Walking to the group room, I protectively clutch my journal against my chest. I sit down in a chair in the corner, shoving my secrets behind my back, guarding them from prying eyes.
“Hey, what you got there?” one of the nurses taps on my shoulder. “Is that what you wrote for the Doctor?” I shrug and stare at the floor, immediately hugging my knees to my chest. “Let me take a look.” She hastily thumbs through the pages, while a voice in my head tells me to rip the notebook from the bitch’s hands. But I sit there frozen, terrified of she might find.
She stops on a page, her eyes widening. She gasps and points to a single phrase. The pages tumble out of her hand and splash on the ground. My mind tells me to reach for them. To take them from her. But my body is still frozen.
She looks down at me, trying to compose herself. “Hmm…” she sighs, now forcing a smile. “I’ll be right back.” And with that she disappears down the hallway.

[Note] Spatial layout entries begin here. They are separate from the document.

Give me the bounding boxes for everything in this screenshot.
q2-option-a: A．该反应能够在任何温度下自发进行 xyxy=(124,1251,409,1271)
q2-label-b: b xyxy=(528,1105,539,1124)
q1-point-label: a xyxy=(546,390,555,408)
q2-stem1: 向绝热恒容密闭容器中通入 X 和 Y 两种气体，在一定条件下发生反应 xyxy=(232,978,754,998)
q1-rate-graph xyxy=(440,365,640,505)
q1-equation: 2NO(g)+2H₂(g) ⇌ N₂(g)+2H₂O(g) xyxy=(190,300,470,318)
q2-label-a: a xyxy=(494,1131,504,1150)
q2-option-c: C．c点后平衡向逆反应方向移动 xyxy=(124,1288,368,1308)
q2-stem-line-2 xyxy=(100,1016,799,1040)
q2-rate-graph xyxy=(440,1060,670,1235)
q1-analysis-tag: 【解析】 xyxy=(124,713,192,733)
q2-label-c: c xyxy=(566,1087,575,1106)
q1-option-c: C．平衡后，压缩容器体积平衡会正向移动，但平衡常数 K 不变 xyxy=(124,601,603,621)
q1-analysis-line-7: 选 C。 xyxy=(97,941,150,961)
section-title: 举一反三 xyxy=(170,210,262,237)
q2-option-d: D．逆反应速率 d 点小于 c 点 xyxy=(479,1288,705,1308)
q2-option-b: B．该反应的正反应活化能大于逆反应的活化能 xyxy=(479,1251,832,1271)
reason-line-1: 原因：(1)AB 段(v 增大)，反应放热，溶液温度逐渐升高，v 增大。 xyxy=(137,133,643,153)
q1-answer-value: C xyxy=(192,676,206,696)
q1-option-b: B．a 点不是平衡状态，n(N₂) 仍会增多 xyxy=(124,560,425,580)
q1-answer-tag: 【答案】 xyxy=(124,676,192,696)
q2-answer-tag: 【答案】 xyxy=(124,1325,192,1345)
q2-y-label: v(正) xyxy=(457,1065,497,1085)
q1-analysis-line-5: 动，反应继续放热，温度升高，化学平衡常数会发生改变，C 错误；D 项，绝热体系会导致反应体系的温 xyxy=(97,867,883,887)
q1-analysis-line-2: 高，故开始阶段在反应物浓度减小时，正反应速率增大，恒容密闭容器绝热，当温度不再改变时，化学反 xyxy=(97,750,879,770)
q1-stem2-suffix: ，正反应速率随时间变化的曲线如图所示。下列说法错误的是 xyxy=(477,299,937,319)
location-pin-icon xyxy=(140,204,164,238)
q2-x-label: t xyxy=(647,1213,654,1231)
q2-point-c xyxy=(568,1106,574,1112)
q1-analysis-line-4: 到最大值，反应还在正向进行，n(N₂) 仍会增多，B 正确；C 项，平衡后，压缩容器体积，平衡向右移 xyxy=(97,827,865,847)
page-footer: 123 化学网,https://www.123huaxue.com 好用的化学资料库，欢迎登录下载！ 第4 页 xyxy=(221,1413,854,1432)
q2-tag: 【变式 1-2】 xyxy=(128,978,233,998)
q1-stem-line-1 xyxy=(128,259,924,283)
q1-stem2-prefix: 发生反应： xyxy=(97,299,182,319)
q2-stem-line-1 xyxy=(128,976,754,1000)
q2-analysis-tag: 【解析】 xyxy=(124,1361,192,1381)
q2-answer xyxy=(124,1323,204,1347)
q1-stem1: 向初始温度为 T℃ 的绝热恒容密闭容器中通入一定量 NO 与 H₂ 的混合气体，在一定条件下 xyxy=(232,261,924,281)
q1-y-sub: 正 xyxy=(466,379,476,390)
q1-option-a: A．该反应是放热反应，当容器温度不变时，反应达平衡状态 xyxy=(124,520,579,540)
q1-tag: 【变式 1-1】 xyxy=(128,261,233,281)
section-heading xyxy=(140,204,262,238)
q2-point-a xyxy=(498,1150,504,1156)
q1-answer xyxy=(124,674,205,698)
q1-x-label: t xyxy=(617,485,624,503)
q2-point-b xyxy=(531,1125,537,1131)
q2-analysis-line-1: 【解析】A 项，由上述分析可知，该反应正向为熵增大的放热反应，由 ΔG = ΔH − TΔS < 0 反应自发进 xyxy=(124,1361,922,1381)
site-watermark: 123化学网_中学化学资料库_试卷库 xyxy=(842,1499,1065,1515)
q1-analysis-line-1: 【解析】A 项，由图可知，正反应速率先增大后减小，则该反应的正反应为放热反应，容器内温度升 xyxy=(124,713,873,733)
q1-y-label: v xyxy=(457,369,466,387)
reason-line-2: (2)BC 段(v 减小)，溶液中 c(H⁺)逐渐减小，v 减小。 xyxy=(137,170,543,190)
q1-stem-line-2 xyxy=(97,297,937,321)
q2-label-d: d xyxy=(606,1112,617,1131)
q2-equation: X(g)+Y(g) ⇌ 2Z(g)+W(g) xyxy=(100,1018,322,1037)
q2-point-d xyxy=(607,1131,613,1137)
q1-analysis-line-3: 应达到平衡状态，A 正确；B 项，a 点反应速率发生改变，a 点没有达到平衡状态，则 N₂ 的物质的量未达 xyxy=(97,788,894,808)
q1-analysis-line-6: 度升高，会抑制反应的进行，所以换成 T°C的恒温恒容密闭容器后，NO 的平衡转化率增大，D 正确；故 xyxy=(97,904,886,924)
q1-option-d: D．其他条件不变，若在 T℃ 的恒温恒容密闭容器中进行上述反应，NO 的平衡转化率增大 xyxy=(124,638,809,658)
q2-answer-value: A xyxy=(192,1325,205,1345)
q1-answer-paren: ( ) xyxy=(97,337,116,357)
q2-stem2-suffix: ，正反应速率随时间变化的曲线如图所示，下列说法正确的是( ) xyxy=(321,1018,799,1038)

I panic knowing that my thoughts are in the hands of a stranger, but the day’s schedule forces me to move onto other things. I am rushed on to the art therapy room, and after an hour there, I am lead to a group therapy session. I sit in a chair in the circle with my legs coiled in my arms. I try to fall asleep as everyone else shared stories of their past.
My mind wanders back to my journal. I’d already shared enough of my story today, I thought. And when it came time for me to address the group, I look down at the floor. No one else could force me to give it up again.
A different nurse taps me on the shoulder, “Can you please come with us? We have a few people that would like to ask you some questions.” Grasping my arm, he quietly pulls me down the hallway and stops before an unfamiliar door.
Entering the room I see two middle-aged women sitting along a round table with an empty chair beside them. In the center of the table lays my defiled notebook.
A woman wearing a uniform speaks first, “Hi, I’m Officer Ramirez, and this is Mrs. Carter. She is a social worker. We wanted to ask you a few questions about what you wrote here.” As she talks, the nurse sneaks out of the room closing the door tightly behind him, leaving me helpless.
I reluctantly answered their questions, unaware of the turmoil it will cause, the years of lawyers, court dates and therapy sessions. I didn’t know that by writing the truth I had re-written my family’s future.